Dwa punkty nie dają nam póki co żadnego awansu w tabeli dywizji nadal zajmujemy czwarte miejsce z takim samym dorobkiem punktowym jak trzeci Hurricanes oraz dwoma punktami straty do drugich Islanders. Dywizja Metropolitarna jest w tym sezonie szalona.
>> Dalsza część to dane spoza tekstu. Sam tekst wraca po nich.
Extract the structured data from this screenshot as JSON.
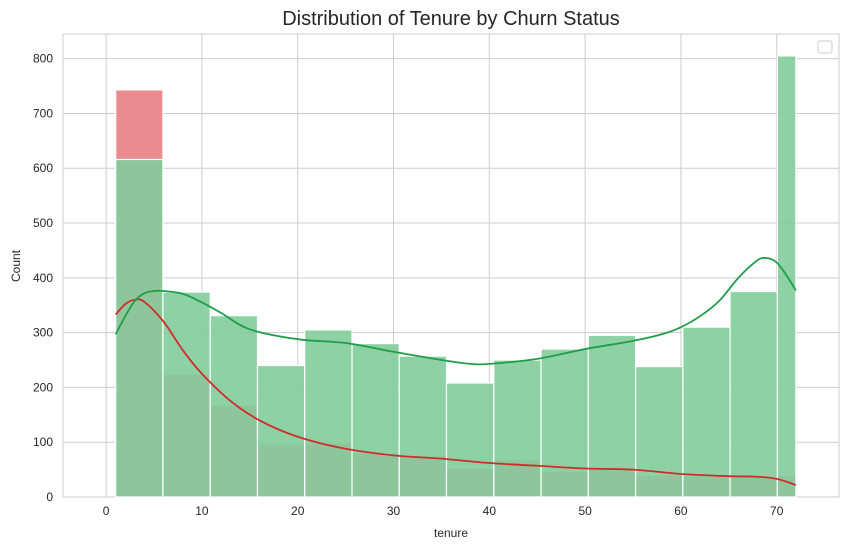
{
  "chart_data": {
    "type": "bar",
    "title": "Distribution of Tenure by Churn Status",
    "xlabel": "tenure",
    "ylabel": "Count",
    "xlim": [
      -4.5,
      76.5
    ],
    "ylim": [
      0,
      845
    ],
    "xticks": [
      0,
      10,
      20,
      30,
      40,
      50,
      60,
      70
    ],
    "yticks": [
      0,
      100,
      200,
      300,
      400,
      500,
      600,
      700,
      800
    ],
    "grid": true,
    "legend": "top-right",
    "bin_edges": [
      1,
      5.93,
      10.87,
      15.8,
      20.73,
      25.67,
      30.6,
      35.53,
      40.47,
      45.4,
      50.33,
      55.27,
      60.2,
      65.13,
      70.07,
      72
    ],
    "bin_edges_note": "",
    "series": [
      {
        "color": "#e8878a",
        "values": [
          743,
          224,
          167,
          97,
          98,
          80,
          75,
          52,
          68,
          47,
          52,
          40,
          38,
          37,
          40
        ],
        "kde_color": "#d12c2c",
        "kde_x": [
          1,
          2,
          3,
          4,
          6,
          8,
          10,
          13,
          16,
          20,
          25,
          30,
          35,
          40,
          45,
          50,
          55,
          60,
          65,
          68,
          70,
          72
        ],
        "kde_y": [
          333,
          352,
          360,
          356,
          320,
          268,
          225,
          175,
          140,
          110,
          88,
          76,
          70,
          62,
          57,
          52,
          50,
          42,
          38,
          37,
          33,
          22
        ]
      },
      {
        "color": "#82cc9b",
        "values": [
          616,
          374,
          331,
          240,
          305,
          280,
          257,
          208,
          250,
          270,
          295,
          238,
          310,
          375,
          805
        ],
        "kde_color": "#1f9e4a",
        "kde_x": [
          1,
          2,
          3,
          4,
          5,
          6,
          8,
          10,
          12,
          15,
          20,
          25,
          30,
          35,
          38,
          40,
          45,
          50,
          55,
          58,
          60,
          62,
          64,
          66,
          68,
          69,
          70,
          71,
          72
        ],
        "kde_y": [
          297,
          330,
          358,
          372,
          376,
          376,
          371,
          355,
          336,
          306,
          288,
          281,
          265,
          250,
          243,
          243,
          252,
          270,
          285,
          297,
          310,
          330,
          358,
          400,
          432,
          436,
          428,
          405,
          377
        ]
      }
    ]
  }
}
Aktualnie pięć z dziesięciu najlepszych zespołów pochodzi właśnie z Metro.

Przed świętami Pingwinom do rozegrania zostało tylko sobotnie spotkanie z Vancouver Canucks. 

Edmonton Oilers  Pittsburgh Penguins 2:5 (0:2, 2:1, 0:2)

Bramki i asysty: 27. Kassian (Nurse, Bear), 40. Sheahan (J. Archibald) – 8. Ruhwedel (Kahun, Aston-Reese), 13. Blandisi (Aston-Reese, M. Pettersson), 36. McCann, 41. Letang (Malkin, Rust), 58. B. Tanev (M. Pettersson, Blueger)

Oilers: M. Smith (Koskinen) – A. Larsson, Klefbom, Bear (C), Nurse, Jones, K. Russell (A) – Kassian, McDavid (A), Nugent-Hopkins – Gagner, Draisaitl, Neal – Chiasson, Haas, Nygård – J. Archibald, Sheahan, Khaira.

Penguins: Jarry (M. Murray (A)) – J. Johnson (A), Letang, M. Pettersson (A), Marino, Riikola, Ruhwedel – Guentzel, Malkin, Rust – Aston-Reese, McCann, Kahun – Simon, Blueger, B. Tanev – Galchenyuk, Blandisi, Lafferty.